Systems to track data and insights

These processes are underpinned by the increasing amount of data now available, as we explored recently in The Value of Good Advice. It allows us to benchmark and analyse agent performance, understand why some partners perform better than others, and make more strategic decisions about these partnerships.

By using Salesforce, an integrated CRM platform that offers a single shared view of every student and agent, we are able to capture and manage all agent data and integrate it into our business operating systems. This allows us to better manage pipeline, activity records and reporting. Our colleges are also currently implementing StudyLink Connect to further support pipeline management and provide streamlined, transparent, real-time communication with agents.

The innovations Navitas has been able to develop around working with agents are possible because of the scale, experience and physical global footprint we have. Increasingly we can leverage these advantages to assist our university partners manage the risks and opportunities associated with international student recruitment. This is important in a world where major destination countries are increasingly focussed on risk mitigation as central to their student visa regimes.
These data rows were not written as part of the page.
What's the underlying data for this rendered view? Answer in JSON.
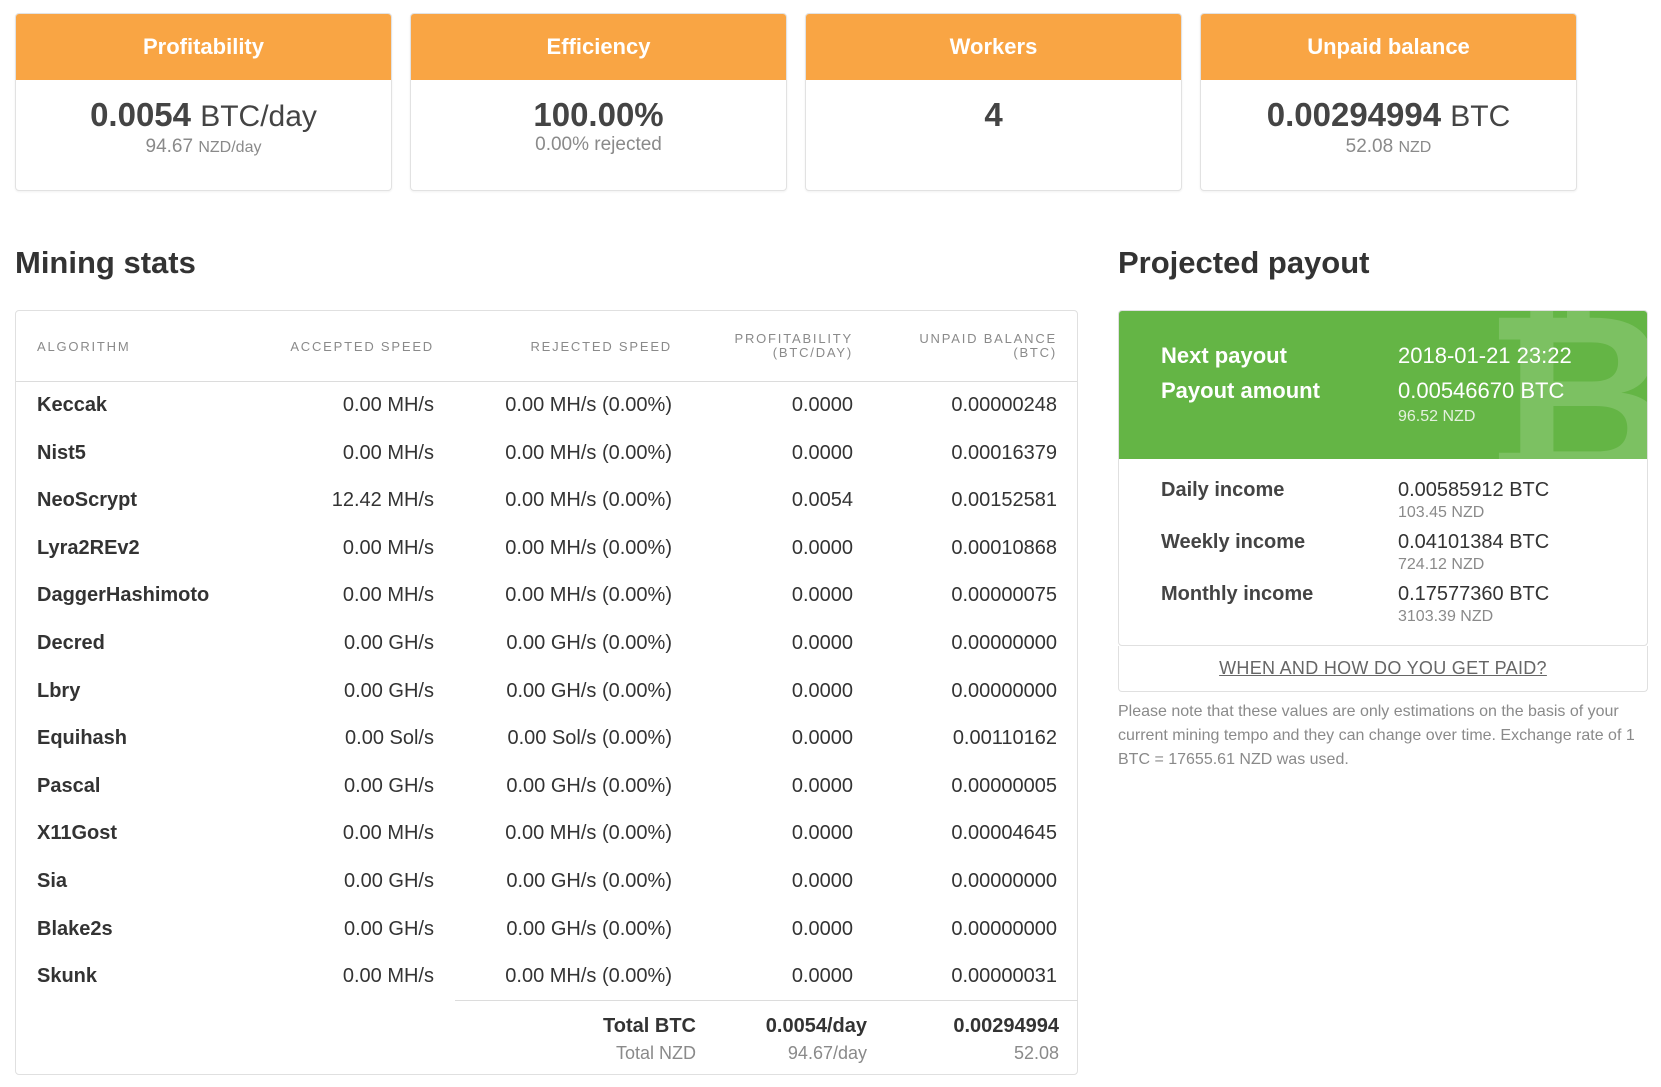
{
  "cards": {
    "profitability": {
      "title": "Profitability",
      "value": "0.0054",
      "unit": "BTC/day",
      "sub_value": "94.67",
      "sub_unit": "NZD/day"
    },
    "efficiency": {
      "title": "Efficiency",
      "value": "100.00%",
      "sub_value": "0.00% rejected"
    },
    "workers": {
      "title": "Workers",
      "value": "4"
    },
    "unpaid": {
      "title": "Unpaid balance",
      "value": "0.00294994",
      "unit": "BTC",
      "sub_value": "52.08",
      "sub_unit": "NZD"
    }
  },
  "mining": {
    "title": "Mining stats",
    "headers": {
      "algorithm": "ALGORITHM",
      "accepted": "ACCEPTED SPEED",
      "rejected": "REJECTED SPEED",
      "profitability_1": "PROFITABILITY",
      "profitability_2": "(BTC/DAY)",
      "unpaid_1": "UNPAID BALANCE",
      "unpaid_2": "(BTC)"
    },
    "rows": [
      {
        "algorithm": "Keccak",
        "accepted": "0.00 MH/s",
        "rejected": "0.00 MH/s (0.00%)",
        "profitability": "0.0000",
        "unpaid": "0.00000248"
      },
      {
        "algorithm": "Nist5",
        "accepted": "0.00 MH/s",
        "rejected": "0.00 MH/s (0.00%)",
        "profitability": "0.0000",
        "unpaid": "0.00016379"
      },
      {
        "algorithm": "NeoScrypt",
        "accepted": "12.42 MH/s",
        "rejected": "0.00 MH/s (0.00%)",
        "profitability": "0.0054",
        "unpaid": "0.00152581"
      },
      {
        "algorithm": "Lyra2REv2",
        "accepted": "0.00 MH/s",
        "rejected": "0.00 MH/s (0.00%)",
        "profitability": "0.0000",
        "unpaid": "0.00010868"
      },
      {
        "algorithm": "DaggerHashimoto",
        "accepted": "0.00 MH/s",
        "rejected": "0.00 MH/s (0.00%)",
        "profitability": "0.0000",
        "unpaid": "0.00000075"
      },
      {
        "algorithm": "Decred",
        "accepted": "0.00 GH/s",
        "rejected": "0.00 GH/s (0.00%)",
        "profitability": "0.0000",
        "unpaid": "0.00000000"
      },
      {
        "algorithm": "Lbry",
        "accepted": "0.00 GH/s",
        "rejected": "0.00 GH/s (0.00%)",
        "profitability": "0.0000",
        "unpaid": "0.00000000"
      },
      {
        "algorithm": "Equihash",
        "accepted": "0.00 Sol/s",
        "rejected": "0.00 Sol/s (0.00%)",
        "profitability": "0.0000",
        "unpaid": "0.00110162"
      },
      {
        "algorithm": "Pascal",
        "accepted": "0.00 GH/s",
        "rejected": "0.00 GH/s (0.00%)",
        "profitability": "0.0000",
        "unpaid": "0.00000005"
      },
      {
        "algorithm": "X11Gost",
        "accepted": "0.00 MH/s",
        "rejected": "0.00 MH/s (0.00%)",
        "profitability": "0.0000",
        "unpaid": "0.00004645"
      },
      {
        "algorithm": "Sia",
        "accepted": "0.00 GH/s",
        "rejected": "0.00 GH/s (0.00%)",
        "profitability": "0.0000",
        "unpaid": "0.00000000"
      },
      {
        "algorithm": "Blake2s",
        "accepted": "0.00 GH/s",
        "rejected": "0.00 GH/s (0.00%)",
        "profitability": "0.0000",
        "unpaid": "0.00000000"
      },
      {
        "algorithm": "Skunk",
        "accepted": "0.00 MH/s",
        "rejected": "0.00 MH/s (0.00%)",
        "profitability": "0.0000",
        "unpaid": "0.00000031"
      }
    ],
    "totals": {
      "btc_label": "Total BTC",
      "btc_profitability": "0.0054/day",
      "btc_unpaid": "0.00294994",
      "nzd_label": "Total NZD",
      "nzd_profitability": "94.67/day",
      "nzd_unpaid": "52.08"
    }
  },
  "payout": {
    "title": "Projected payout",
    "next_payout_label": "Next payout",
    "next_payout_value": "2018-01-21 23:22",
    "payout_amount_label": "Payout amount",
    "payout_amount_value": "0.00546670 BTC",
    "payout_amount_nzd": "96.52 NZD",
    "watermark_icon": "bitcoin-icon",
    "income": [
      {
        "label": "Daily income",
        "btc": "0.00585912 BTC",
        "nzd": "103.45 NZD"
      },
      {
        "label": "Weekly income",
        "btc": "0.04101384 BTC",
        "nzd": "724.12 NZD"
      },
      {
        "label": "Monthly income",
        "btc": "0.17577360 BTC",
        "nzd": "3103.39 NZD"
      }
    ],
    "link": "WHEN AND HOW DO YOU GET PAID?",
    "note": "Please note that these values are only estimations on the basis of your current mining tempo and they can change over time. Exchange rate of 1 BTC = 17655.61 NZD was used."
  },
  "colors": {
    "orange": "#f9a544",
    "green": "#64b545",
    "text": "#333333",
    "muted": "#8a8a8a"
  }
}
While Navitas has a legal obligation to ensure our education agents are ethical and honest – it’s also just good business practice. Agents have and will always play an important role in our ongoing success, and protect the integrity of our reputation. Ultimately, we are both working towards the same goal: to give more students access to the opportunities international education creates.

About The Author

Tom Hands is the General Manager – Global Recruitment at Navitas. Tom oversees all Navitas recruitment  and operations across Navitas’ 29 source country offices around the world from the company’s Hong Kong office. Tom has worked at Navitas for 14 years, originally at Navitas’ colleges at Griffith and Curtin Universities, before managing the China and Greater China regions from 2007 and, more recently, the company’s global recruitment operations. He has extensive experience in areas of international student recruitment, visa policy, university marketing and channel partner recruitment. Tom holds 2 Bachelor degrees from the University of Queensland in Business (International Business) and Arts (Chinese).